3 cloves garlic, minced
1 tablespoon minced fresh ginger
1 shallot, minced
2 tablespoons fruity olive oil
8 ounces pea shoots (pull any hard or woody pieces off the pea shoots, leaving only tender stems and shoots) – may substitute baby kale or baby spinach
1/4 teaspoon Kosher salt
1/8 teaspoon freshly ground black pepper
2 dashes Steen’s cane vinegar

  1. Heat oil in a wide bottomed pan on medium high heat.
  2. Add the garlic, ginger, and shallot to the pan. Leave undisturbed until they become aromatic, about 15 to 20 seconds.
  3. Add the pea shoots and stir until thoroughly combined.
  4. Season with salt and pepper. 
  5. Add the cane vinegar. 
  6. Pull the pea shoots from the heat as soon as they start to wilt. Reserve, warm, until ready to plate. 

Crawfish tails:

1 cup Louisiana crawfish tails
4 tablespoons cultured butter (see blue notes)
1/4 cup dry white wine (such as Sauvignon Blanc)
2 cloves garlic, minced
1/8 teaspoon cayenne
1/4 teaspoon kosher salt
1/8 teaspoon black pepper

Add all ingredients to a saucepot over medium-low heat. Ideally, use a thermometer and cook until the mixture reaches a temperature of 165ºF degrees. Take extreme care not to boil the mixture or the crawfish will be tough. Set aside and keep warm.

Seared fish:

4 6-ounce filets of flaky Gulf fish, such as redfish or black drum
Creole seasoning, such as Tony Chachere’s
4 tablespoons fruity olive oil
4 tablespoons cultured butter (see blue notes)

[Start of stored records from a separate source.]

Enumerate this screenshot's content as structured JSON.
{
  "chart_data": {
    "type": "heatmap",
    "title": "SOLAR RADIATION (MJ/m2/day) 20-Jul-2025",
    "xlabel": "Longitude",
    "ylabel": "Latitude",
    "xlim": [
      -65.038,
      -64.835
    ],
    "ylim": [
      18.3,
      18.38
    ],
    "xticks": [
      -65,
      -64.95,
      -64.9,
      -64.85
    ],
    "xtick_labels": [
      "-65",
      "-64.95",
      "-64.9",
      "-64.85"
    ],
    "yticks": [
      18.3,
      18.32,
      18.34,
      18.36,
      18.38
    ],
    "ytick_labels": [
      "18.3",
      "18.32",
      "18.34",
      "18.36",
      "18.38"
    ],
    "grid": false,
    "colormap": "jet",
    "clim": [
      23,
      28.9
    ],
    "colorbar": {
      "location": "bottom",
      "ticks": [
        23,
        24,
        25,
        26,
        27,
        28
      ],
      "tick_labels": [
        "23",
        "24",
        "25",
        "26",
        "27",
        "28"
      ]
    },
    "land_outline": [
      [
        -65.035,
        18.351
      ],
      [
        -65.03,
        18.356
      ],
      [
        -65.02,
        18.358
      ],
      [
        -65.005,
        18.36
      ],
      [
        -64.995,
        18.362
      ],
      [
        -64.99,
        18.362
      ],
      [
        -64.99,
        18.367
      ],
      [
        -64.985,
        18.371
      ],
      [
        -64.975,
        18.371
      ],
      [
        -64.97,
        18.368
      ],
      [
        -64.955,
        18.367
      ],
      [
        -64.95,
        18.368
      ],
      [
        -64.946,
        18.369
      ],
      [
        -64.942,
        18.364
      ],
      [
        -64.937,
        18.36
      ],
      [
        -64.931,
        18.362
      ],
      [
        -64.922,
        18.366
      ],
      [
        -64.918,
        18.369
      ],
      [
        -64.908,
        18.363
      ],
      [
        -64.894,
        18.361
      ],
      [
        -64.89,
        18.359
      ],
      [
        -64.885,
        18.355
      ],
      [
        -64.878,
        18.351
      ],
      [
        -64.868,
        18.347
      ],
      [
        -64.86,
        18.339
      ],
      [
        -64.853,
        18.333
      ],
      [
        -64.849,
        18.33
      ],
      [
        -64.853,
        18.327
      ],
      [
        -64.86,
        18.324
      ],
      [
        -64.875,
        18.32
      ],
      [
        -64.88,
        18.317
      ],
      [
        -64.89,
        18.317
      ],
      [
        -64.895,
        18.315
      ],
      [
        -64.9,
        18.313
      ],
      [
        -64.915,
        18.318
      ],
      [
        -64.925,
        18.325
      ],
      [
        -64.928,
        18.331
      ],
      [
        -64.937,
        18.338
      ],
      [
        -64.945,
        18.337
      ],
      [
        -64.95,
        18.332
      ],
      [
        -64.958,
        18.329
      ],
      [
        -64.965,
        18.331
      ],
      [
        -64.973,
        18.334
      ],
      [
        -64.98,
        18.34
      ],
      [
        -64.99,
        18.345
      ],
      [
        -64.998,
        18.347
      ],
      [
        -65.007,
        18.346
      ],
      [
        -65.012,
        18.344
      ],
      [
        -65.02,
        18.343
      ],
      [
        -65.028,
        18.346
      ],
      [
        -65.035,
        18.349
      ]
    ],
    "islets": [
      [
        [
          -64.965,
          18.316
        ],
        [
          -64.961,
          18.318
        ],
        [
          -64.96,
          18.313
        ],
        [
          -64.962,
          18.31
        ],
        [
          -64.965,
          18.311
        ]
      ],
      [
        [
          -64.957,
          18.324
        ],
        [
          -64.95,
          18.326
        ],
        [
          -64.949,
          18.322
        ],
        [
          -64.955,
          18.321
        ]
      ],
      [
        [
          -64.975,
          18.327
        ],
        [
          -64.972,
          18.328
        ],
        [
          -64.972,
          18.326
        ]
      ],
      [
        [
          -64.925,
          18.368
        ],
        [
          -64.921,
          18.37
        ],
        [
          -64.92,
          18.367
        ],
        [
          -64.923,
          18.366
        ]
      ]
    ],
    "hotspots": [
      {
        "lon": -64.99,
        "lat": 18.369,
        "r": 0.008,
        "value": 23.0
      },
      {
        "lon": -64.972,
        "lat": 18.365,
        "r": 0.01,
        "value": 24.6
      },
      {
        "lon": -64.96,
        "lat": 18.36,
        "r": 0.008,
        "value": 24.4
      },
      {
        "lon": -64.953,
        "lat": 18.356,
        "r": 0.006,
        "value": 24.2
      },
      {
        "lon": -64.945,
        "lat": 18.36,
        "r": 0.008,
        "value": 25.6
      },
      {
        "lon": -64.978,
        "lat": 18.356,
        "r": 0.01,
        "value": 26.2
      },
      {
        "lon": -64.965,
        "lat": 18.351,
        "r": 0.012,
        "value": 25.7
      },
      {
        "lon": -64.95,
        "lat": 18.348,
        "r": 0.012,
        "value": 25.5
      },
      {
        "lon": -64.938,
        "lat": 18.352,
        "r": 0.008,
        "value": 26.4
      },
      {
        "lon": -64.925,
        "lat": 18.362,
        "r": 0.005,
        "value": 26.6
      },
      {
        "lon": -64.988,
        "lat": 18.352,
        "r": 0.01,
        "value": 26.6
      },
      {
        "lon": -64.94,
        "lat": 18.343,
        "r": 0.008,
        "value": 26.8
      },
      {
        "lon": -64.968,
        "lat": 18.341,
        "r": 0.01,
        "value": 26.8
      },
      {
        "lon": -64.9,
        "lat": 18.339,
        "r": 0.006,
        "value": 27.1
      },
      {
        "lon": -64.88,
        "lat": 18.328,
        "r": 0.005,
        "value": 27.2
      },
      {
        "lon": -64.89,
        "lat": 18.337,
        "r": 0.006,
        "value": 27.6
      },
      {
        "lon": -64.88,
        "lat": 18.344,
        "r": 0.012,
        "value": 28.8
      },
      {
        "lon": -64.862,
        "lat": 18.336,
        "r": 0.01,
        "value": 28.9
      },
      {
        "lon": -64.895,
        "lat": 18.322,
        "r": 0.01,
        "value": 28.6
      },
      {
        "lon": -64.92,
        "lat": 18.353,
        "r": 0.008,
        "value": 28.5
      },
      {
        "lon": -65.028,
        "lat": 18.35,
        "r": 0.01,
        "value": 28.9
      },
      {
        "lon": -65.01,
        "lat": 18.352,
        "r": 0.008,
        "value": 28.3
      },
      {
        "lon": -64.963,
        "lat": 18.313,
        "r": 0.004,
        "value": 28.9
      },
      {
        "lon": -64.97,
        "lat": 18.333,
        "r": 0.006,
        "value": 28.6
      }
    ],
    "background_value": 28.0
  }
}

  1. Dry the fish thoroughly with paper towels and season lightly on all side with Creole seasoning.
  2. Heat the olive oil in 12-inch heavy-bottomed skillet, preferably cast iron, over medium high heat.
  3. Add the fish fillets to the pan and cook, undisturbed, until the sides of the fillets begin to turn opaque, three to four minutes, depending on the thickness of the fillets. 
  4. Using a spatula, gently lift and flip each fillet.
  5. Immediately add the cultured butter. 
  6. Continue cooking the fish until it flakes easily with a fork, about one to four minutes more, depending on the thickness of the fillets. Remove from heat and plate at once.

To plate:  

  1. Divide the maque choux evenly at the centers of four warm plates.
  2. Divide the pea shoots in bundles atop the maque choux. 
  3. Divide the seared fish atop the greens.
  4. Using a slotted spoon, divide the crawfish tails atop the fish.
  5. Top each piece of fish with a dollop of the sambal.